Uitspraak
RECHTBANK DEN HAAG
1.[eiser] , te [woonplaats 1] ,
[eiseres], te [woonplaats 1] ,
1.[gedaagde 1] , te [woonplaats 2] ,
[gedaagde 2], te [woonplaats 2] ,
Rechtbank Den Haag
In deze zaak, die voor de Rechtbank Den Haag is behandeld, hebben eisers, [eiser] c.s., een vordering ingesteld tegen gedaagden, [gedaagde 1] c.s., met betrekking tot de koop van een woning. De eisers stellen dat de woning gebreken vertoont, waaronder asbesthoudende materialen en lekke kozijnen, en dat gedaagden toerekenbaar tekort zijn geschoten in de nakoming van de koopovereenkomst.
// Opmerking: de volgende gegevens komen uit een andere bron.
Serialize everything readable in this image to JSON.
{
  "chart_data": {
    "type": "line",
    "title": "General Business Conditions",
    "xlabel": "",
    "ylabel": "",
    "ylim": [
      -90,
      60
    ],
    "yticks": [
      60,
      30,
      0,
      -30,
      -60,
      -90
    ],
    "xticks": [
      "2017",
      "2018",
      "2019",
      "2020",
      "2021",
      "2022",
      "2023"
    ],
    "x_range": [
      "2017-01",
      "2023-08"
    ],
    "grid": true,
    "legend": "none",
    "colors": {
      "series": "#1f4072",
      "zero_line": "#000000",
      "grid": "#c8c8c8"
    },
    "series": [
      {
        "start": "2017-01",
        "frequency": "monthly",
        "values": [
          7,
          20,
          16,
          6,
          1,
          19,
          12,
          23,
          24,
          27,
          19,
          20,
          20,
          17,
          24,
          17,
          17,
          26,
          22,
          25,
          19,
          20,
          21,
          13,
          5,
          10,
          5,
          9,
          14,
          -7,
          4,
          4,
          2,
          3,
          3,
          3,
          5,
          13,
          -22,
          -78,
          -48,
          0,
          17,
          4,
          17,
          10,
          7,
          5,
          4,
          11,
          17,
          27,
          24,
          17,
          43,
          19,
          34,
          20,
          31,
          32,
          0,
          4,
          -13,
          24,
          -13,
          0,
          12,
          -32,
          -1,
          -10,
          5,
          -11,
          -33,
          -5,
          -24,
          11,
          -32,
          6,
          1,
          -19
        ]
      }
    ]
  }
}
De procedure is gestart met een dagvaarding op 6 oktober 2023, gevolgd door een conclusie van antwoord en een tussenvonnis van 22 november 2023 waarin een mondelinge behandeling is gelast. Deze behandeling vond plaats op 5 april 2024, waar partijen hun standpunten verder toelichtten.
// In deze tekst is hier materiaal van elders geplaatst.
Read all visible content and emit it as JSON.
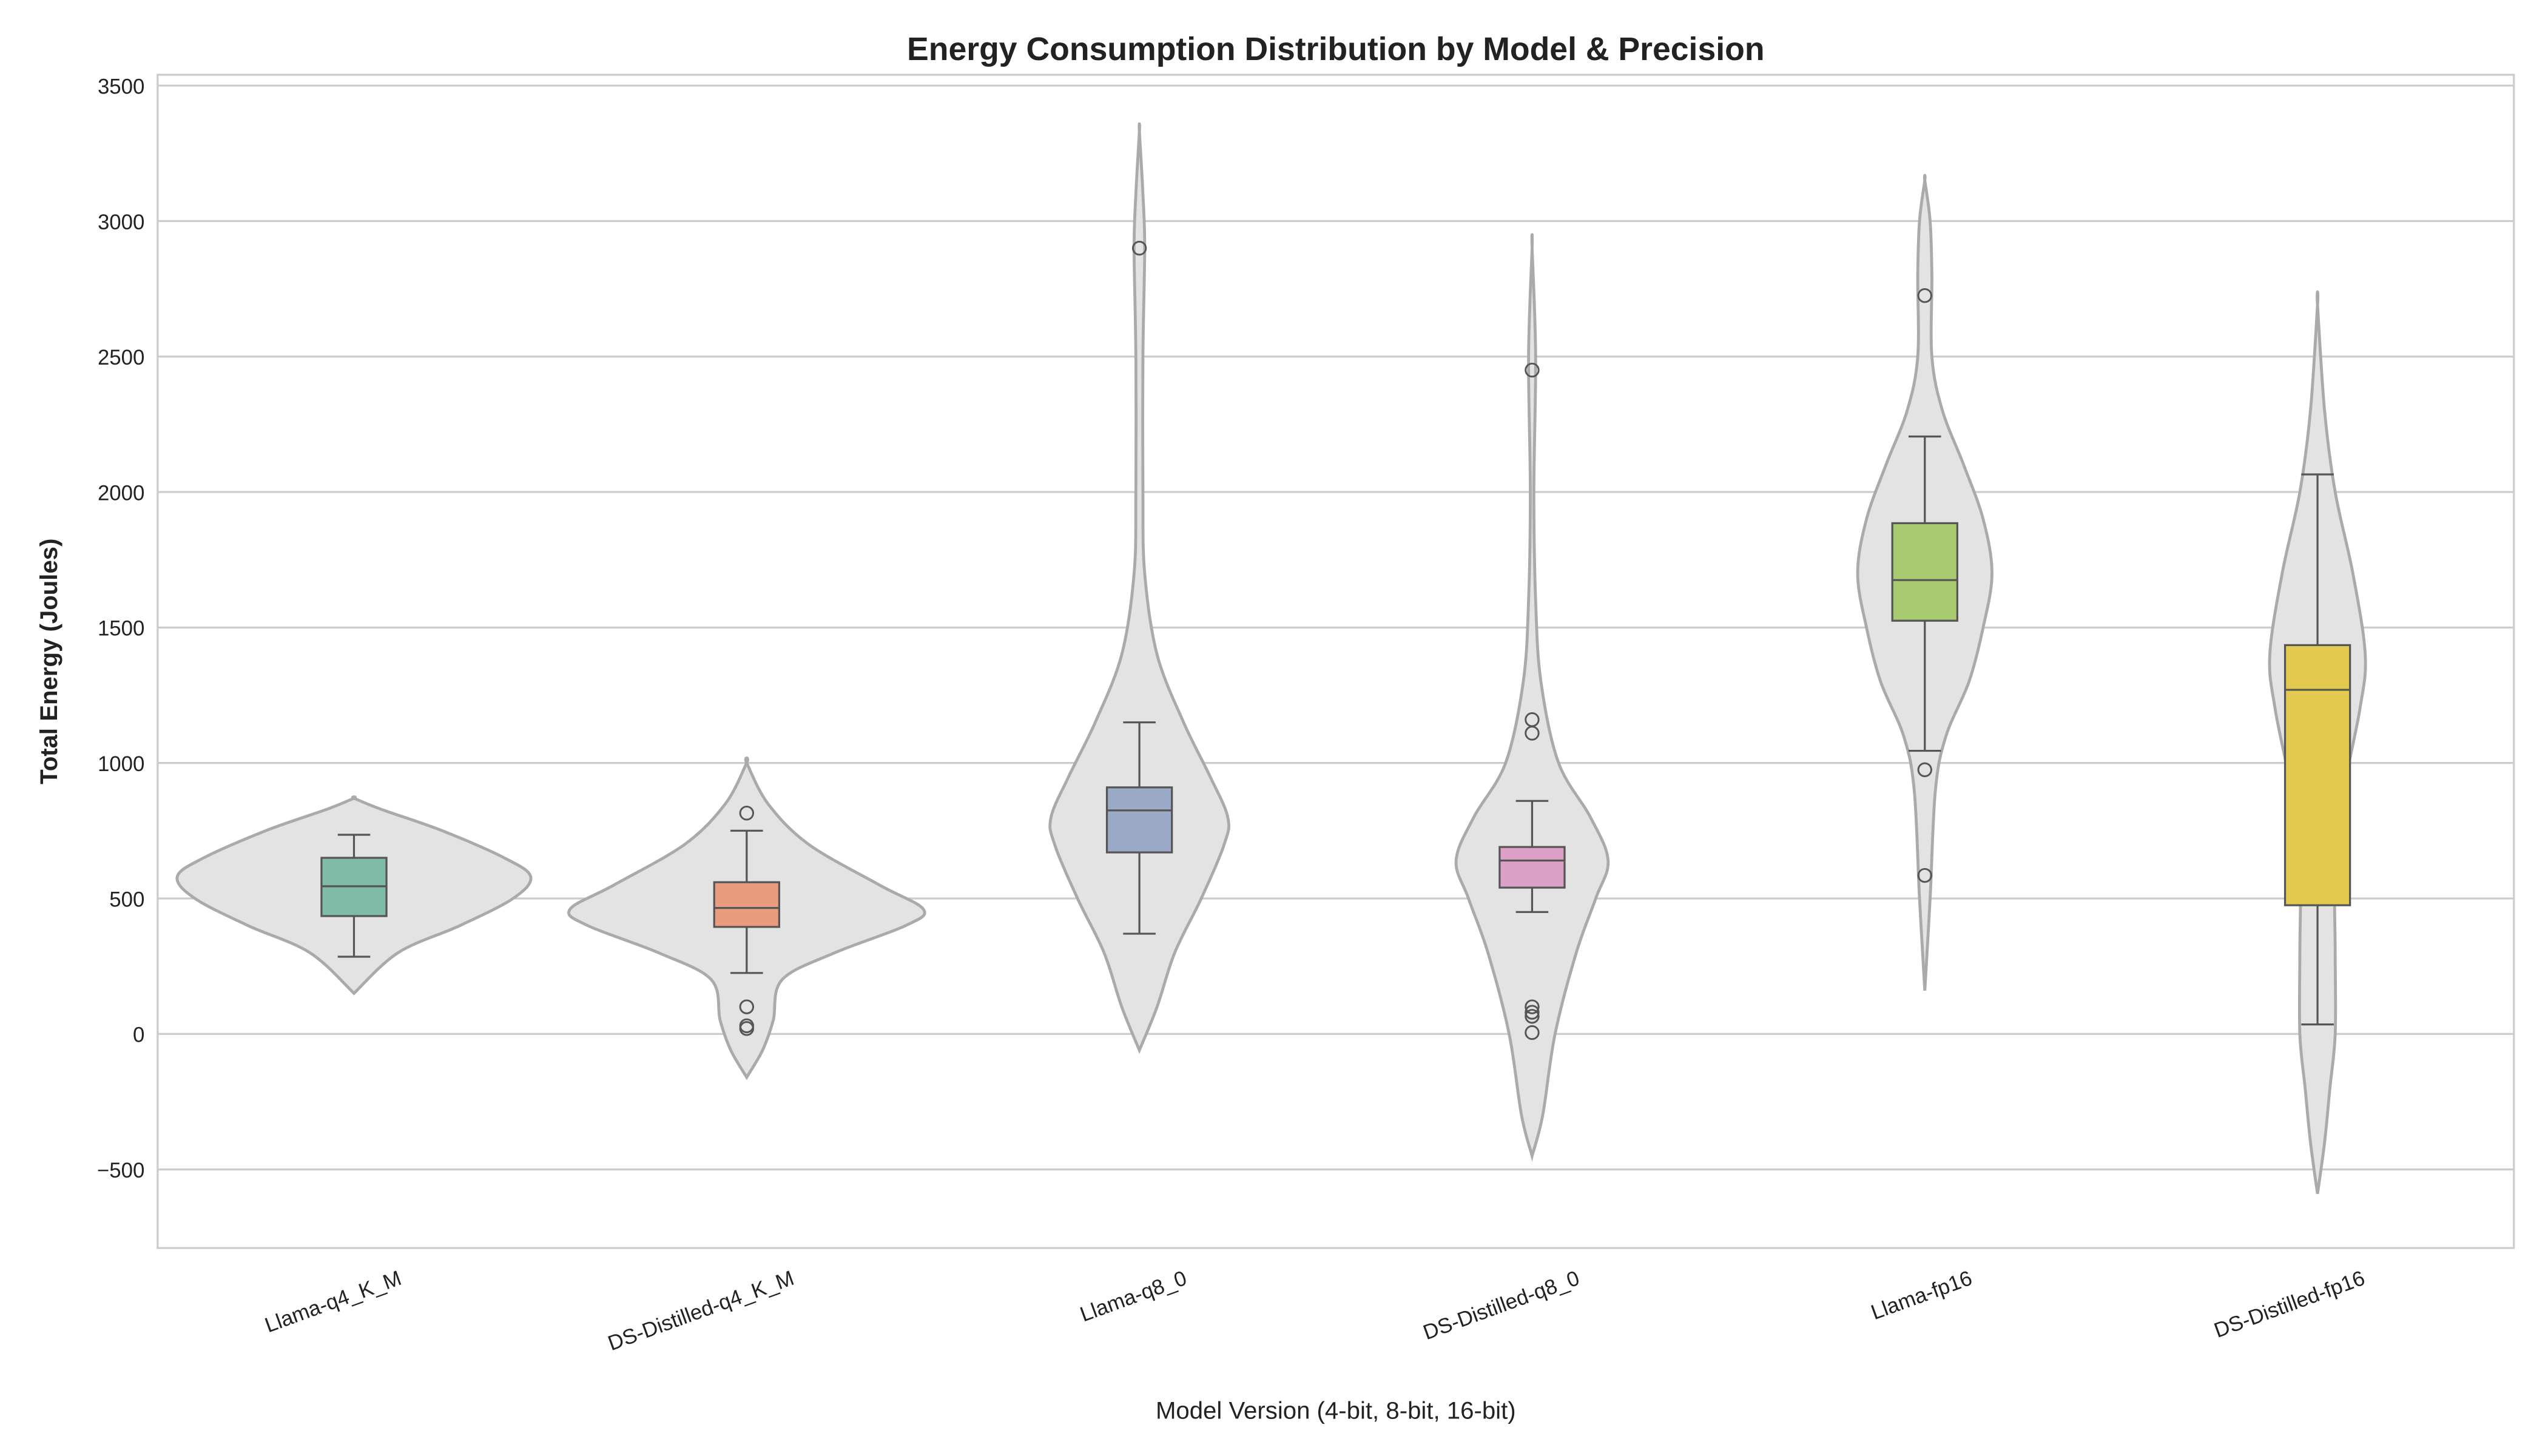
{
  "chart_data": {
    "type": "violin",
    "title": "Energy Consumption Distribution by Model & Precision",
    "xlabel": "Model Version (4-bit, 8-bit, 16-bit)",
    "ylabel": "Total Energy (Joules)",
    "ylim": [
      -790,
      3540
    ],
    "yticks": [
      -500,
      0,
      500,
      1000,
      1500,
      2000,
      2500,
      3000,
      3500
    ],
    "ytick_labels": [
      "−500",
      "0",
      "500",
      "1000",
      "1500",
      "2000",
      "2500",
      "3000",
      "3500"
    ],
    "grid": "horizontal",
    "categories": [
      "Llama-q4_K_M",
      "DS-Distilled-q4_K_M",
      "Llama-q8_0",
      "DS-Distilled-q8_0",
      "Llama-fp16",
      "DS-Distilled-fp16"
    ],
    "colors": [
      "#7fbba6",
      "#e99d7e",
      "#9aa9c6",
      "#dc9fc6",
      "#a8cb70",
      "#e4c94f"
    ],
    "violin_color": "#e3e3e3",
    "series": [
      {
        "category": "Llama-q4_K_M",
        "whisker_low": 285,
        "q1": 435,
        "median": 545,
        "q3": 650,
        "whisker_high": 735,
        "outliers": [],
        "density": [
          [
            150,
            0
          ],
          [
            300,
            0.25
          ],
          [
            400,
            0.6
          ],
          [
            500,
            0.9
          ],
          [
            580,
            1.0
          ],
          [
            650,
            0.85
          ],
          [
            750,
            0.5
          ],
          [
            830,
            0.15
          ],
          [
            870,
            0
          ]
        ]
      },
      {
        "category": "DS-Distilled-q4_K_M",
        "whisker_low": 225,
        "q1": 395,
        "median": 465,
        "q3": 560,
        "whisker_high": 750,
        "outliers": [
          815,
          100,
          30,
          20
        ],
        "density": [
          [
            -160,
            0
          ],
          [
            -60,
            0.09
          ],
          [
            50,
            0.15
          ],
          [
            200,
            0.2
          ],
          [
            300,
            0.5
          ],
          [
            400,
            0.9
          ],
          [
            460,
            1.0
          ],
          [
            550,
            0.75
          ],
          [
            700,
            0.35
          ],
          [
            850,
            0.12
          ],
          [
            1000,
            0
          ]
        ]
      },
      {
        "category": "Llama-q8_0",
        "whisker_low": 370,
        "q1": 670,
        "median": 825,
        "q3": 910,
        "whisker_high": 1150,
        "outliers": [
          2900
        ],
        "density": [
          [
            -60,
            0
          ],
          [
            100,
            0.1
          ],
          [
            300,
            0.2
          ],
          [
            500,
            0.35
          ],
          [
            700,
            0.48
          ],
          [
            800,
            0.5
          ],
          [
            950,
            0.4
          ],
          [
            1150,
            0.25
          ],
          [
            1400,
            0.1
          ],
          [
            1700,
            0.03
          ],
          [
            2000,
            0.02
          ],
          [
            2500,
            0.02
          ],
          [
            2900,
            0.03
          ],
          [
            3100,
            0.02
          ],
          [
            3330,
            0
          ]
        ]
      },
      {
        "category": "DS-Distilled-q8_0",
        "whisker_low": 450,
        "q1": 540,
        "median": 640,
        "q3": 690,
        "whisker_high": 860,
        "outliers": [
          2450,
          1160,
          1110,
          100,
          80,
          65,
          5
        ],
        "density": [
          [
            -450,
            0
          ],
          [
            -300,
            0.06
          ],
          [
            0,
            0.13
          ],
          [
            300,
            0.25
          ],
          [
            500,
            0.36
          ],
          [
            640,
            0.43
          ],
          [
            800,
            0.33
          ],
          [
            1000,
            0.15
          ],
          [
            1300,
            0.05
          ],
          [
            1600,
            0.02
          ],
          [
            2000,
            0.01
          ],
          [
            2500,
            0.02
          ],
          [
            2900,
            0
          ]
        ]
      },
      {
        "category": "Llama-fp16",
        "whisker_low": 1045,
        "q1": 1525,
        "median": 1675,
        "q3": 1885,
        "whisker_high": 2205,
        "outliers": [
          2725,
          975,
          585
        ],
        "density": [
          [
            160,
            0
          ],
          [
            500,
            0.03
          ],
          [
            900,
            0.06
          ],
          [
            1100,
            0.12
          ],
          [
            1300,
            0.25
          ],
          [
            1500,
            0.33
          ],
          [
            1700,
            0.38
          ],
          [
            1900,
            0.33
          ],
          [
            2100,
            0.22
          ],
          [
            2300,
            0.1
          ],
          [
            2500,
            0.04
          ],
          [
            2800,
            0.04
          ],
          [
            3000,
            0.03
          ],
          [
            3150,
            0
          ]
        ]
      },
      {
        "category": "DS-Distilled-fp16",
        "whisker_low": 35,
        "q1": 475,
        "median": 1270,
        "q3": 1435,
        "whisker_high": 2065,
        "outliers": [],
        "density": [
          [
            -590,
            0
          ],
          [
            -400,
            0.04
          ],
          [
            -200,
            0.07
          ],
          [
            0,
            0.1
          ],
          [
            300,
            0.1
          ],
          [
            600,
            0.1
          ],
          [
            900,
            0.15
          ],
          [
            1200,
            0.24
          ],
          [
            1400,
            0.27
          ],
          [
            1700,
            0.2
          ],
          [
            2000,
            0.1
          ],
          [
            2300,
            0.04
          ],
          [
            2690,
            0
          ]
        ]
      }
    ]
  }
}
Eisers vorderen onder andere een verklaring voor recht dat gedaagden tekort zijn geschoten in de nakoming van de koopovereenkomst en een schadevergoeding van € 46.959,64, vermeerderd met wettelijke rente. Gedaagden hebben de vorderingen betwist en geconcludeerd tot afwijzing. De rechtbank heeft in het tussenvonnis van 22 mei 2024, gewezen door mr. W.M. Limborgh, de zaak aangehouden voor nadere aktes van partijen. De rechtbank wenst meer duidelijkheid over de ernst van de lekkageproblemen met de kozijnen en de communicatie hierover voorafgaand aan de koop. De zaak is verwezen naar de rolzitting van 19 juni 2024 voor de akte aan de zijde van eisers.